## Eliminar fechas fuera del rango necesario en MYSQL

Se utiliza un codigo ejecutado local o en colab para limpieza de Taxis_fhv_data 

In [3]:
import mysql.connector
from dotenv import load_dotenv
import os
import time
import logging
from datetime import datetime

# Configure logging
logging.basicConfig(
    level=logging.INFO, 
    format='%(asctime)s - %(levelname)s: %(message)s',
    filename='database_deletion.log'
)
logger = logging.getLogger(__name__)

class DatabaseManager:
    def __init__(self):
        # Load environment variables
        load_dotenv()

        # Get database credentials from environment variables
        self.db_host = os.getenv('DB_HOST')
        self.db_user = os.getenv('DB_USER')
        self.db_password = os.getenv('DB_PASSWORD')
        self.db_name = os.getenv('DB_NAME')

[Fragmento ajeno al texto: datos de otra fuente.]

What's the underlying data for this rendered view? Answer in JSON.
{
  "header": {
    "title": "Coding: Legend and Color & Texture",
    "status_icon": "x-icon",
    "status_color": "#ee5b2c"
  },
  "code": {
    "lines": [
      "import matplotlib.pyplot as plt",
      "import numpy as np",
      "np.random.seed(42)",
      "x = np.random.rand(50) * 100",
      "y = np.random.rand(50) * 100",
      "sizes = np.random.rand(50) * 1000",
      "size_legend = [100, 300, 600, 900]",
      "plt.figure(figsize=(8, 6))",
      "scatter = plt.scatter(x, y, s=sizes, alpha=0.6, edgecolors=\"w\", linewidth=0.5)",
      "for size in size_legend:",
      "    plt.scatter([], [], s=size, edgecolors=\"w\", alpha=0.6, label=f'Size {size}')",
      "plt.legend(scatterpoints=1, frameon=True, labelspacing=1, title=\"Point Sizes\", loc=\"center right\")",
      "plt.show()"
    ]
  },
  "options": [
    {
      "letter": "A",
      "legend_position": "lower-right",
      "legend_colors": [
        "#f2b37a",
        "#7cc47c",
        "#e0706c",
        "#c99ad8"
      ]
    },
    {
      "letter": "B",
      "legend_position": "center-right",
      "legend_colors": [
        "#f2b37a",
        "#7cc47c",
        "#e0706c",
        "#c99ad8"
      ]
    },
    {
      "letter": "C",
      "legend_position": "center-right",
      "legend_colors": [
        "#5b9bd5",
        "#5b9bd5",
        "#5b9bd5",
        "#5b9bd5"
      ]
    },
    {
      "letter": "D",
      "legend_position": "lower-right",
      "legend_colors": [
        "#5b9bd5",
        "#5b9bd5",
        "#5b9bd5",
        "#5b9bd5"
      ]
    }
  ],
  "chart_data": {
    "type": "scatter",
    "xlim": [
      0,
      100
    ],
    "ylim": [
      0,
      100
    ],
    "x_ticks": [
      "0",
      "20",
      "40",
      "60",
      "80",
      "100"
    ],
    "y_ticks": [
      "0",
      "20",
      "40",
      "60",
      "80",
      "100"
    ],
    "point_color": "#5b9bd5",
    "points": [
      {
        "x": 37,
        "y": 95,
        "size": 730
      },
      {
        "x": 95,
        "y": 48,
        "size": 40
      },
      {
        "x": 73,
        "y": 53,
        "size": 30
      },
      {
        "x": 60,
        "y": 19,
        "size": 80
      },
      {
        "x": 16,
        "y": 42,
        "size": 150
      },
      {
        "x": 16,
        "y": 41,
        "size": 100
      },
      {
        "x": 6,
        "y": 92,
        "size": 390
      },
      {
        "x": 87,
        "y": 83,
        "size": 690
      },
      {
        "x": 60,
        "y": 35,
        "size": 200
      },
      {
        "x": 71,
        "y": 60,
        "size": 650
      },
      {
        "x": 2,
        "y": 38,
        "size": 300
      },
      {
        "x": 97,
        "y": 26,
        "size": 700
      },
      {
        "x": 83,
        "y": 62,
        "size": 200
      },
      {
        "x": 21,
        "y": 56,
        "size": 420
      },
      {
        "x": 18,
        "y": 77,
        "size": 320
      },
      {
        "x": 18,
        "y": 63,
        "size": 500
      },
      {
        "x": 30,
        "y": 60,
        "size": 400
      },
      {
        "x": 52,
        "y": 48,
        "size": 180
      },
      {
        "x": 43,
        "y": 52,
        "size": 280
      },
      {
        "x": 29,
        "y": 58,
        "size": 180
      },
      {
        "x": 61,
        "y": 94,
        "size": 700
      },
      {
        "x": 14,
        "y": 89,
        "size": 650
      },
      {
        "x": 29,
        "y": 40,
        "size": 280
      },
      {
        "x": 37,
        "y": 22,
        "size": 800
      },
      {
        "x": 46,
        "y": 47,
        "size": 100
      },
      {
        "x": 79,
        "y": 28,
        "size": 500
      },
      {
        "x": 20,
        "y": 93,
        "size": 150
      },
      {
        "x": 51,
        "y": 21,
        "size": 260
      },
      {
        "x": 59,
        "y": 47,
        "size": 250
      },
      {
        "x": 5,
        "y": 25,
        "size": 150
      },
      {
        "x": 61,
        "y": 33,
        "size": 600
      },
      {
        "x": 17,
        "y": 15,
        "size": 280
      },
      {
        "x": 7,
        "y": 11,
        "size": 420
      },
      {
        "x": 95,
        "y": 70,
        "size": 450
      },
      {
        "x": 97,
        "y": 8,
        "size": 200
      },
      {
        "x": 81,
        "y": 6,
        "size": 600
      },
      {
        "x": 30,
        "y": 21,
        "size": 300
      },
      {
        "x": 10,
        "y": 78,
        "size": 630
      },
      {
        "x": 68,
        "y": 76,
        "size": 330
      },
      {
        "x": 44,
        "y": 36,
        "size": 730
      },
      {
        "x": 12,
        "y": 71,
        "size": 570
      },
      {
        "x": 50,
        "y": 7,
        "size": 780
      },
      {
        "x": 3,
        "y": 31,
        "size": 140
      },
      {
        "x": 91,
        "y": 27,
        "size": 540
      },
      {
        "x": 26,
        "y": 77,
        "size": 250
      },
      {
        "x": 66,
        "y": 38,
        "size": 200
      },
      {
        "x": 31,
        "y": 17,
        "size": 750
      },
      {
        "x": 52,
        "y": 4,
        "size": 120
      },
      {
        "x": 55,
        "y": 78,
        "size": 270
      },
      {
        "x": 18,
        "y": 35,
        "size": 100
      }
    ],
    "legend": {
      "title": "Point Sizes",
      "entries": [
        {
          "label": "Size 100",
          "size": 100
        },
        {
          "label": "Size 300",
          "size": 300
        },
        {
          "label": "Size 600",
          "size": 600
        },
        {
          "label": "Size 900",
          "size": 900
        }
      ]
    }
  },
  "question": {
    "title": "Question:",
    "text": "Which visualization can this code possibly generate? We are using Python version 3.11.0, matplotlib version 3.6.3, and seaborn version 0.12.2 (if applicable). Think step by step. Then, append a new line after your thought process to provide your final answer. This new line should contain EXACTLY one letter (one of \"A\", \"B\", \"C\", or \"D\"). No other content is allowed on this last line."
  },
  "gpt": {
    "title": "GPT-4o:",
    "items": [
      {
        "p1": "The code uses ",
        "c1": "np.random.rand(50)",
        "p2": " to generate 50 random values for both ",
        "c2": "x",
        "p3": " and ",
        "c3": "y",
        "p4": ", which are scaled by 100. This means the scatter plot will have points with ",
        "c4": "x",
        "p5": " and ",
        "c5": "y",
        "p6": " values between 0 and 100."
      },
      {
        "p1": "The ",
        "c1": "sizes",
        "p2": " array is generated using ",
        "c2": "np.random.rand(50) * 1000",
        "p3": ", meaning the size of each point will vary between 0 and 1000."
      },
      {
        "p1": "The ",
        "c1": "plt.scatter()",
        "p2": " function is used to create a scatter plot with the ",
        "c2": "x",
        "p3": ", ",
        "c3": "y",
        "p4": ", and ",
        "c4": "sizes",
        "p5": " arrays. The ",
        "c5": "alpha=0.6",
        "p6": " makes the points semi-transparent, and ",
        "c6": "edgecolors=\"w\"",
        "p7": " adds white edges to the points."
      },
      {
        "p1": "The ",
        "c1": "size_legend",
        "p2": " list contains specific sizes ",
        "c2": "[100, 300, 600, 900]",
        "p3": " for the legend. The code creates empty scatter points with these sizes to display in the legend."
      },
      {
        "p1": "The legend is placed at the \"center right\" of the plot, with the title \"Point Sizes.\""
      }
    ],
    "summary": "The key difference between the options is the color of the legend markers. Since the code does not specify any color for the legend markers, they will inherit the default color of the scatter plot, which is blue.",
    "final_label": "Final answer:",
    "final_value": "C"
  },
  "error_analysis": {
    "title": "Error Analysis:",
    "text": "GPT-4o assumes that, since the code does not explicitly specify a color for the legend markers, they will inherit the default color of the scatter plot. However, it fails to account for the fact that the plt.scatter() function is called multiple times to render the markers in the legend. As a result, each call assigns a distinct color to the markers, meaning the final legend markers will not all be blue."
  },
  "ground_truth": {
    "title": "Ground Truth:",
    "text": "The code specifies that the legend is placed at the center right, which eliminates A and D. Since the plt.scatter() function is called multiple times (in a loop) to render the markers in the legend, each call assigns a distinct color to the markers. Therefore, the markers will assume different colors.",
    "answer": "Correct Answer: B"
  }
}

    def _create_connection(self):
        """Create a database connection"""
        try:
            conn = mysql.connector.connect(
                host=self.db_host,
                user=self.db_user,
                password=self.db_password,
                database=self.db_name
            )
            return conn
        except mysql.connector.Error as err:
            logger.error(f"Connection error: {err}")
            raise

    def delete_records_outside_date_range(self, start_date, end_date, batch_size=10000):
        """
        Delete records outside specified date range with retry and batching
        
        :param start_date: Start date for keeping records
        :param end_date: End date for keeping records
        :param batch_size: Number of records to delete in each batch
        """
        conn = None
        cursor = None
        total_deleted = 0

        try:
            conn = self._create_connection()
            conn.autocommit = False  # Disable autocommit
            cursor = conn.cursor()
            
            # Print and log start of deletion process
            print("Starting deletion process...")
            logger.info("Starting deletion process...")

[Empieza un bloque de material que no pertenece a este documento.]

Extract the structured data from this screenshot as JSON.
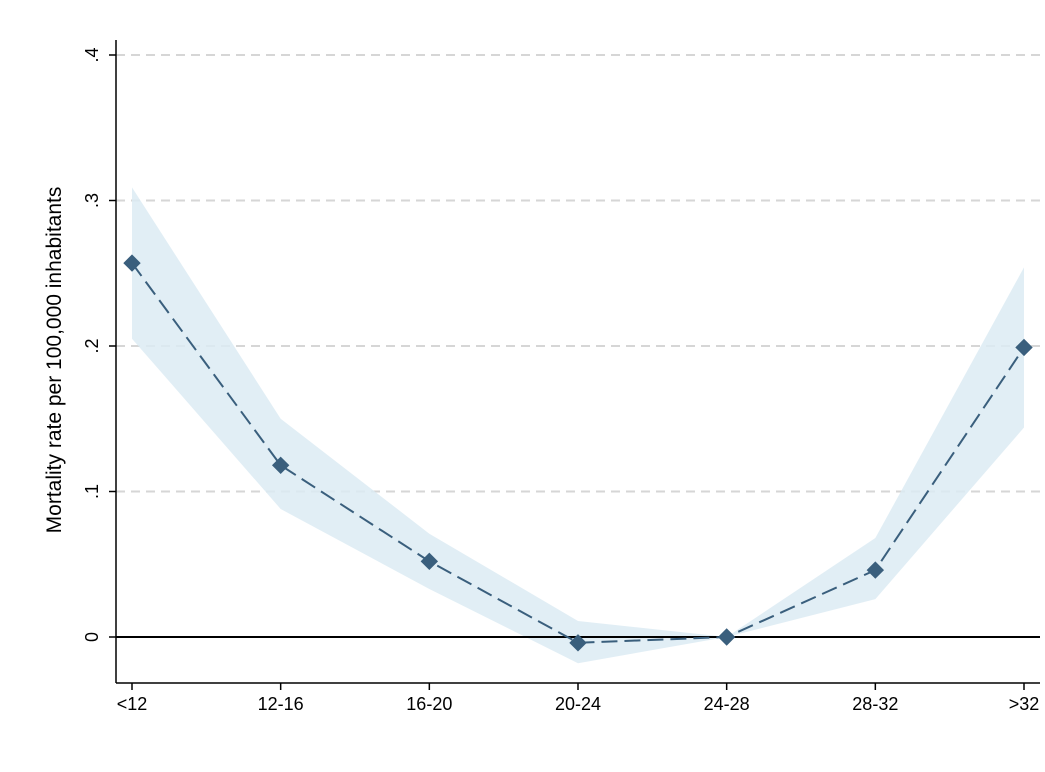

            # Validate date format
            try:
                datetime.strptime(start_date, '%Y-%m-%d')
                datetime.strptime(end_date, '%Y-%m-%d')
            except ValueError:
                logger.error("Invalid date format. Use YYYY-MM-DD")
                print("Invalid date format. Use YYYY-MM-DD")
                return 0

            # Initial check to estimate total records to delete
            count_query = f"""
            SELECT COUNT(*) FROM taxi_fhv_data 
            WHERE NOT (Pickup_datetime BETWEEN '{start_date}' AND '{end_date}')
            """
            cursor.execute(count_query)
            total_records = cursor.fetchone()[0]
            logger.info(f"Total records to delete: {total_records}")
            print(f"Total records to delete: {total_records}")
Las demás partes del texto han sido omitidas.